By now, we all know that it was only a little more than a month ago, on March 17, that Specter all but ruled out a party switch, citing the need for “checks and balances” and what he felt was his “important role” in the Republican Party. Fast forward to April 20, and his language was very similar, even after Toomey announced his candidacy. Specter again noted the need for checks and balances, spoke of “we Republicans,” and lamented what could happen if the Democrats reached the threshold of 60 votes.
Yesterday, Specter admitted that he had been courted by Harry Reid and the Democrats for more than five years. Yet he had remained steadfast, even so recently as the month between March 17 and April 20, in his desire to stay a Republican. What exactly happened over the eight-day span between that “Good Day Philadelphia” interview and yesterday’s announcement? What facilitated such a shift?
Around town, I’m hearing that local congressman Joe Sestak isn’t too pleased with the news of Specter’s party switch. Sestak, a Democrat, reportedly has senatorial aspirations of his own and by all accounts has been weighing heavily a run in the general election against Specter in 2010. In doing so, Sestak was surely counting on the support from President Barack Obama and Pennsylvania Gov. Ed Rendell — both of whom, now, have vowed to support “new” Democrat Arlen Specter during that race.

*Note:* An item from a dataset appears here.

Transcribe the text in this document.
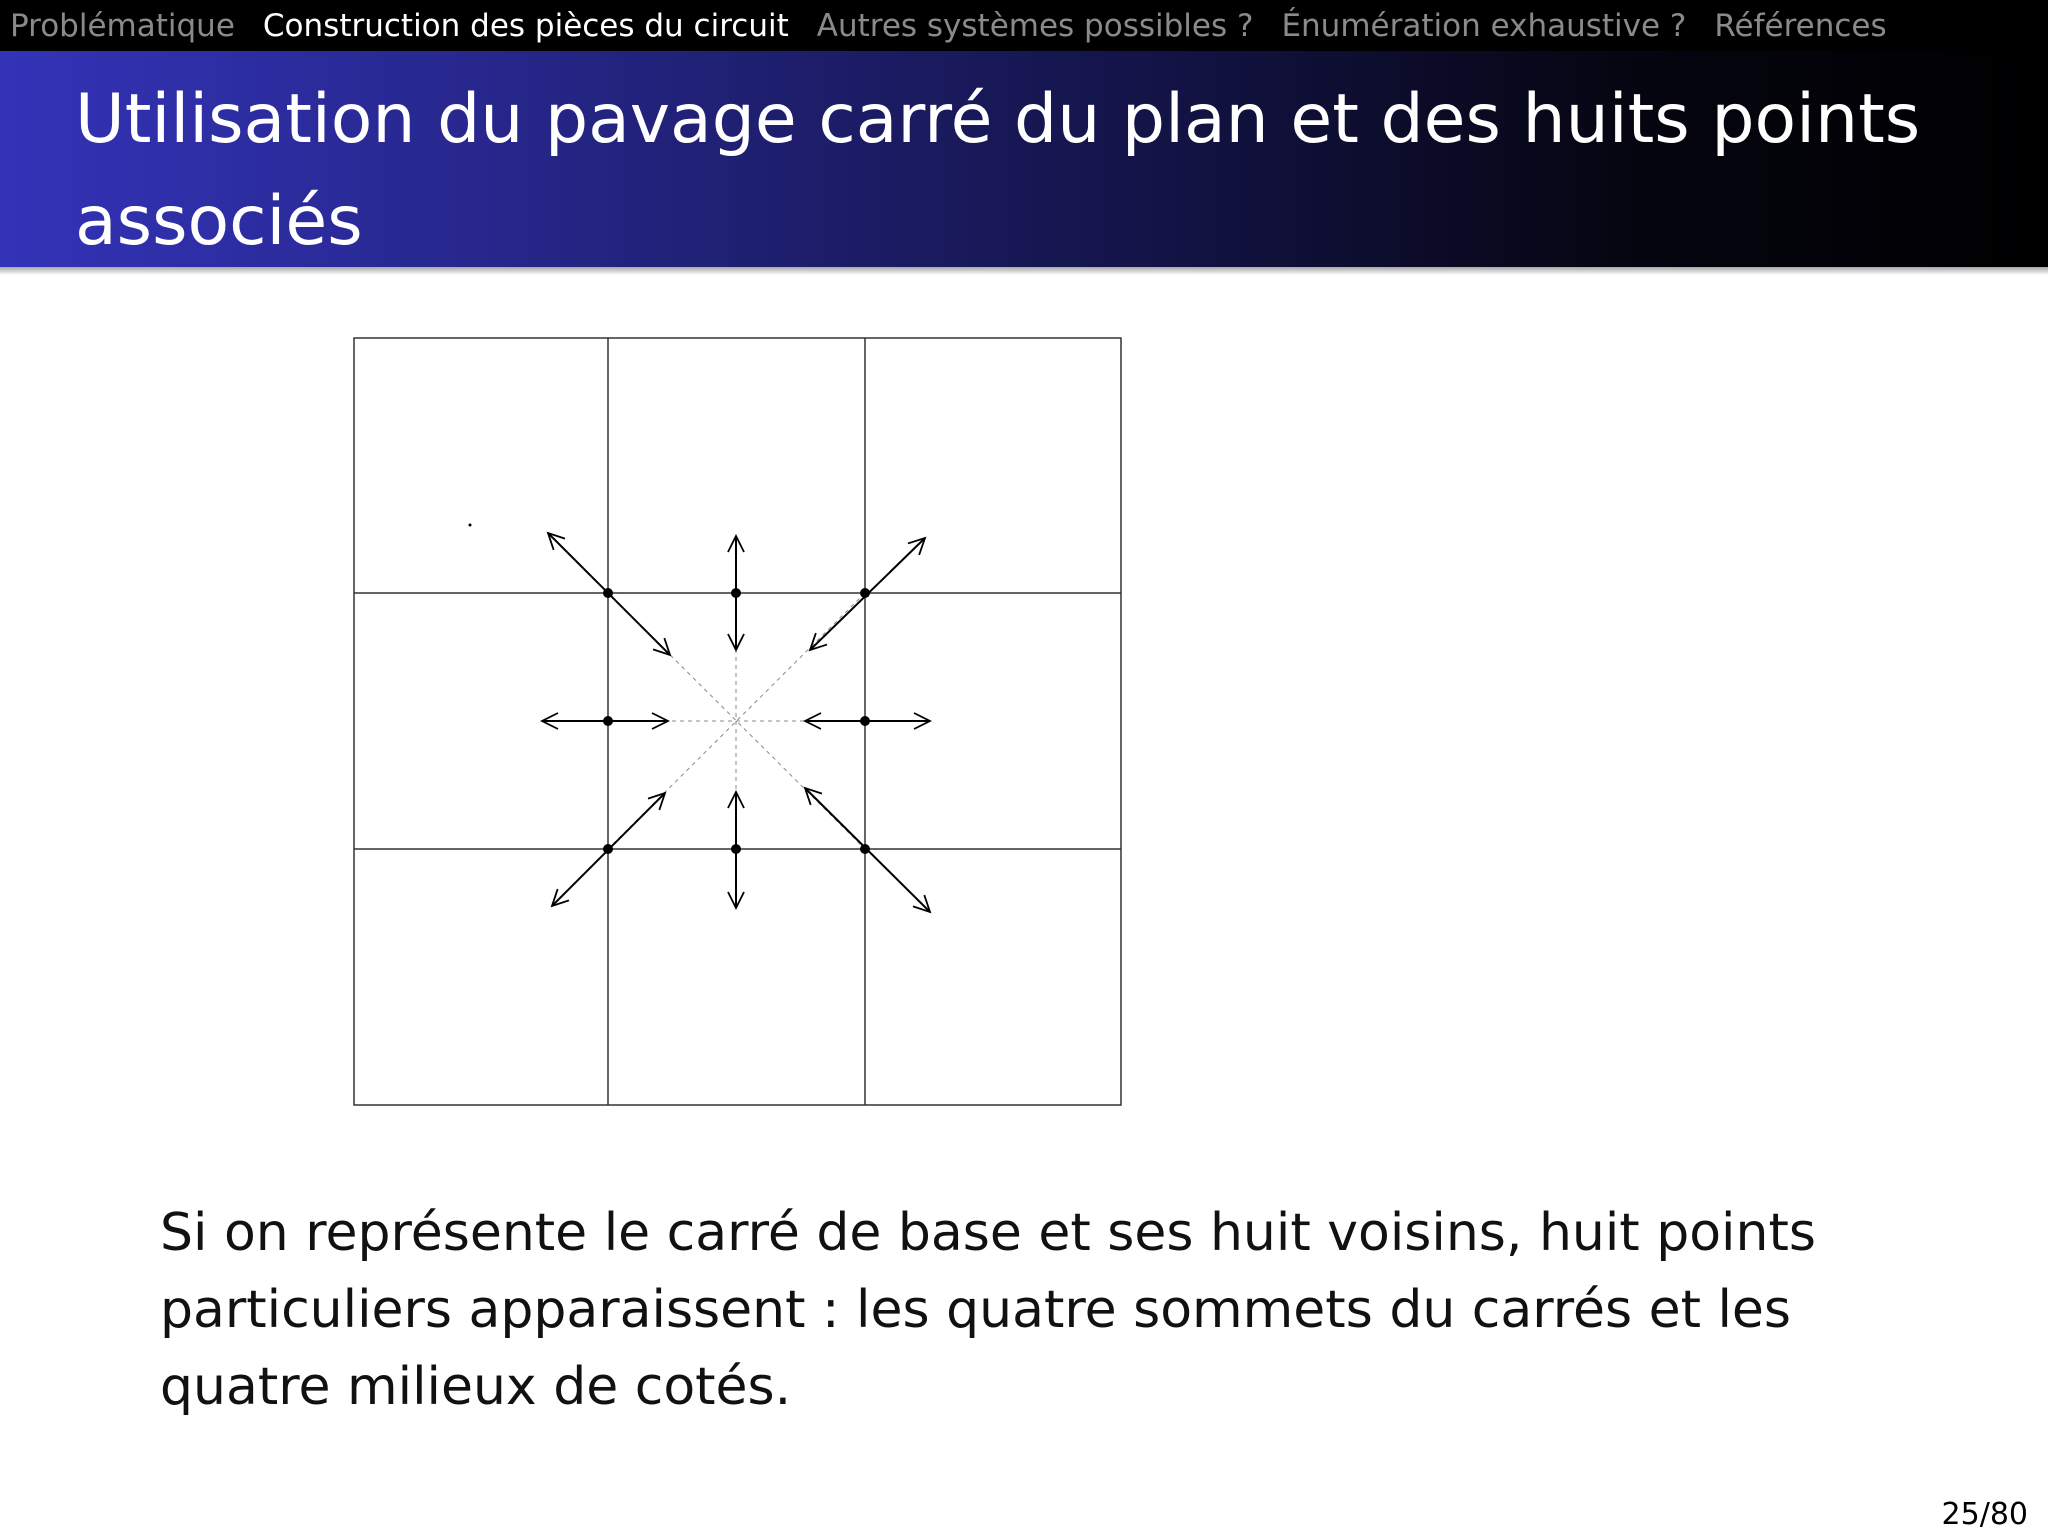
Problématique Construction des pièces du circuit Autres systèmes possibles ? Énumération exhaustive ? Références
Utilisation du pavage carré du plan et des huits points associés
Si on représente le carré de base et ses huit voisins, huit points particuliers apparaissent : les quatre sommets du carrés et les quatre milieux de cotés.
25/80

What is going on that, after five years of courtship, Harry Reid and the Democrats have decided to sweeten the deal enough to have Specter pull the trigger now? With this administration so well versed, even after only 100 days, in sleight of hand and making the most of [manufactured] crisis, I cannot help but wonder what is coming down the pipeline that the Democrats so desperately need Arlen Specter in their ranks at this moment. What is so important that it’s worth alienating a solid, supportive, fairly popular liberal Democrat like Admiral Joe Sestak in favor of the highly unreliable but extremely malleable Specter?
Nothing happens by accident. Not in this administration. Not with everyone following in lockstep with the Leninesque “the worse, the better” mentality. Obviously, Arlen Specter is not exactly known for his principled decision-making, and for him this was certainly more about self-preservation than anything else. Still, given that even just nine days ago it seemed as though he was intent upon facing Toomey head-on in the Republican primary, I cannot help but think that something is up, that Specter is being used, that somebody else has a few ulterior motives.